Since the 2009 election, the economic situation in Nova Scotia has continued to deteriorate. Public debt continues to climb. For example, the combined federal-provincial debt-to-GDP ratio at the beginning of 2021 was 106 per cent, the highest of any province in Canada. Having to pay the servicing costs for this enormous debt means there is less money for healthcare, education, and other public services. Ian Rankin’s Liberals and Tim Houston’s Conservatives know this, and neither are providing a way forward for the workers of Nova Scotia. Instead, they must reconcile their inability to continue to pay the bosses’ bills with their class interest in keeping the capitalist system afloat. Sooner or later, the Liberals and the Conservative will have to resort to austerity, directly attacking the working class. We’ve even seen the first glimpse of this in nearby Newfoundland and Labrador, whose economic history has followed a similar trajectory to that of Nova Scotia.

Socialism or austerity

If the Liberals are providing no way forward, why do the polls suggest that they will take this election? Despite being hugely unpopular, the Liberals experienced an enormous pandemic boost, going from a 29 per cent approval rate in September of 2019 under the leadership of Stephen McNeil, who resigned, to 75 per cent in May of 2021 under the leadership of Ian Rankin. This was due primarily to the circumstances around the pandemic in the Maritimes. Nova Scotia mostly avoided the kinds of travel-related COVID-19 outbreaks that hit places like Toronto and Montreal. The Liberals had an example of what a significant outbreak would look like from seeing disasters in Montreal and Toronto, so the province shut down before infection rates became severe. Over the course of the pandemic the province has experienced relatively few cases, avoiding the worst of the pandemic.

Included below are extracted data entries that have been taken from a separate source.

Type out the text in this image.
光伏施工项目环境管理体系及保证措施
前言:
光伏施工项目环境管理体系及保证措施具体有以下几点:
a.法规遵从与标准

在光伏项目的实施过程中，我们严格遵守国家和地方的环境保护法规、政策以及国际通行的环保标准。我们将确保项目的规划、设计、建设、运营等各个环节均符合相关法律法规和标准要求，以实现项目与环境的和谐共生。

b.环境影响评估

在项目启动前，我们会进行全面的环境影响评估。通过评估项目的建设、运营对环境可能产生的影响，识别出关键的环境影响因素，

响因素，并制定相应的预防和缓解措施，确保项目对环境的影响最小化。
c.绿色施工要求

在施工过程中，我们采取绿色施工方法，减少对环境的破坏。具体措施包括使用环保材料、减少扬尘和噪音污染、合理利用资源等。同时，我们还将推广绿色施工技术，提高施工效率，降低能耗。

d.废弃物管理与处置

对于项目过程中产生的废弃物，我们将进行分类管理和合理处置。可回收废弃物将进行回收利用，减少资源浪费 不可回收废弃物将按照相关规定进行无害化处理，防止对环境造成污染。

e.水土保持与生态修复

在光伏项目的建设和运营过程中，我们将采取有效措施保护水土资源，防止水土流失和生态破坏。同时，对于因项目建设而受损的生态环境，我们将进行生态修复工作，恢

The polls suggest that the pandemic boost will likely bring victory to the Liberals. But the pressing issues of the election—a ballooning public debt, a housing crisis, a completely inadequate healthcare system, and the question of what a pandemic recovery will look like—will not be solved by another four years of Liberal leadership. 

The NDP, under the leadership of Gary Burrill, have shifted left since 2009. Workers and students are seeing this and are increasingly being pulled toward the NDP, with the projected percentage of the popular vote going to the NDP rising as election time approaches. Burrill is running on a platform that would genuinely benefit the working class, including an increased minimum wage and rent control, which is a good start

However, the working class remembers the failures of the Dexter NDP. When Burrill’s NDP puts forward massive public investment, it rings like an empty promise because people have heard that all before. The NDP in Nova Scotia needs to reconnect with its socialist heritage and a fundamental break with capitalism to truly capture the workers and the youth, and provide any way forward from the coming crisis. The NDP needs to make it clear that it is the bosses who must pay and point towards a bold, revolutionary, socialist program as the only means out of the crisis.